No part of the island seems to have suffered more from the northern pirates than the long line of coast which the county of Kent exposed to their invasion. In Mercia and in Northumberland they formed settlements, and thus lost much of their ferocity. In Cornwall, the reliques of the Britons appear even to have taken part with them against their earlier oppressors; but every season brought flesh fleets into the mouths of the Thames and the Stour, which rarely abstained from laying waste the country, even after having received the purchase of their forbearance, and prosecuted their voyage only to leave the miserable inhabitants of Kent a prey to the next Sea-King that made for their harbours. Few of the religious societies outlived this system of alternate tribute and plunder; their endowments, finally, devolving upon that of Canterbury which escaped. Nor was the wreck which she thus saved her only compensation for the inflictions of the period.

The manor of Chartham was bestowed upon Archbishop Ethered, and the convent of Christ Church by Alfred in 871, the year before his accession to the throne, in which he fought no less than nine general actions, the last of which was at Marden, probably in Kent.

The individual character of Alfred threw a short-lived gleam across this period of gloom. If the fleets which he fitted out and the armies which he led against them were, by no means, attended with invariable success, his intrepidity, nevertheless, rendered his kingdom a far less inviting field than the invaders had found it in former reigns, and they were contented, for several years, to direct their course to other shores. In this season of comparative tranquillity, the mind of Alfred was still actively employed for the advantage of his kingdom. The Romish Clergy had now been established in England for nearly three centuries, without the slightest manifestation of moral improvement in the national character; and the lamentation of Alfred, that scarcely one of his subjects understood the liturgy, coupled with his assiduous cultivation of the Saxon language, evinces an awaking sense of the folly of using the Latin in religious offices. We are not authorized in assuming that the overthrow of this vicious system was contemplated by Alfred and

his coadjutors in England; but the attempt was made in other countries, at the close of the ninth century, and the opposition it met with from the Romish Clergy illustrates what our own history leaves in darkness. Short of that attempt, however, Alfred did much to render instruction accessible to his subjects in general, by the translation of works, then held in repute, into their native language. He employed himself upon a Saxon version of the Psalter, of the works of Orosius, of Boetius, and of Bede, and Werfrid, Bishop of Worcester, was employed by him upon those of St. Gregory. The selection proves the depth of ignorance from which the age remained to be extricated.
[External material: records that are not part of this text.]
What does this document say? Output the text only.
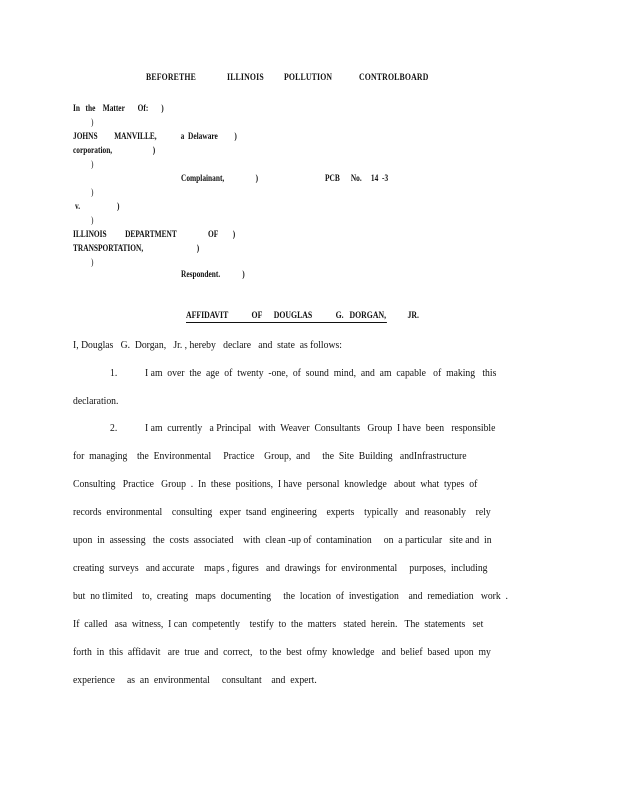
BEFORETHE	ILLINOIS POLLUTION	CONTROLBOARD
In   the    Matter       Of:       )
)
JOHNS         MANVILLE,             a  Delaware         )
corporation,                      )
)
Complainant,                 )	PCB      No.     14  -3
)
v.                    )
)
ILLINOIS          DEPARTMENT                 OF        )
TRANSPORTATION,                             )
)
Respondent.            )
AFFIDAVIT            OF      DOUGLAS            G.   DORGAN,           JR.
I, Douglas   G.  Dorgan,   Jr. , hereby   declare   and  state  as follows:
1.	I am  over  the  age  of  twenty  -one,  of  sound  mind,  and  am  capable   of  making   this
declaration.
2.	I am  currently   a Principal   with  Weaver  Consultants   Group  I have  been   responsible
for  managing    the  Environmental     Practice    Group,  and     the  Site  Building   andInfrastructure
Consulting   Practice   Group  .  In  these  positions,  I have  personal  knowledge   about  what  types  of
records  environmental    consulting   exper  tsand  engineering    experts    typically   and  reasonably    rely
upon  in  assessing   the  costs  associated    with  clean -up of  contamination     on  a particular   site and  in
creating  surveys   and accurate    maps , figures   and  drawings  for  environmental     purposes,  including
but  no tlimited    to,  creating   maps  documenting     the  location  of  investigation    and  remediation   work  .
If  called   asa  witness,  I can  competently    testify  to  the  matters   stated  herein.   The  statements   set
forth  in  this  affidavit   are  true  and  correct,   to the  best  ofmy  knowledge   and  belief  based  upon  my
experience     as  an  environmental     consultant    and  expert.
Among the eminent men whom Alfred assembled, it is worthy of a passing remark that John the Saxon is, apparently erroneously, confounded with Johannes Erigena. Grimbald appears to have been recommended to his notice by Archbishop Ethered; upon whose death, in 889, he rejected the Primacy, recommending, in his turn, Plegmund, who seems to have been the first compiler of the Saxon Chronicle; and who, in the language of the continuator of that record, was chosen by God and all his saints to succeed. The little that the Historians of the Cloister have suffered to come down to us of Plegmund, is hardly worthy of the preceptor of Alfred. He is said to have returned from Rome, where he was invested with his pall, with the costly acquisition of the relics of one of those fabulous worthies, with whose worship the Romish Church strove to overlay the religion of Jesus, which he deposited in his Cathedral; and immediately set to work to repair the omission of his predecessors, and despatched to the Pope the alms of Alfred and all his subjects. The most remarkable occurrence in his Primacy, was, however, the consecration of seven Bishops, at Canterbury, in one day. "Nam Papa Formosus maledictionem suam dederat Regi Edwardo et Anglis propter nimiam carentiam Episcoporum in terra Anglorum, quæ per septem annos Episcopis caruerat.' This "maledictio" has been converted by Romish writers into a Bull of excommunication, and pleaded in proof of the Papal authority over the Anglo-Saxon Kings. There is an awkward stumbling-block, however, in the shape of dates, which, if it were worth while to contend for a straw in a whole superstructure of stubble, would vindicate the royal culprit from the charge of crouching at the fulmination, namely, that the aforesaid redoubtable Pope was dead five years before Edward the elder came to the crown. Plegmund died in 923, and was succeeded by Athelm, whom he had previously consecrated Bishop of Wells. He crowned Athelstan in 924, and probably died the following year, when Ulfelm, who had succeeded him at Wells, succeeded him also in the Primacy.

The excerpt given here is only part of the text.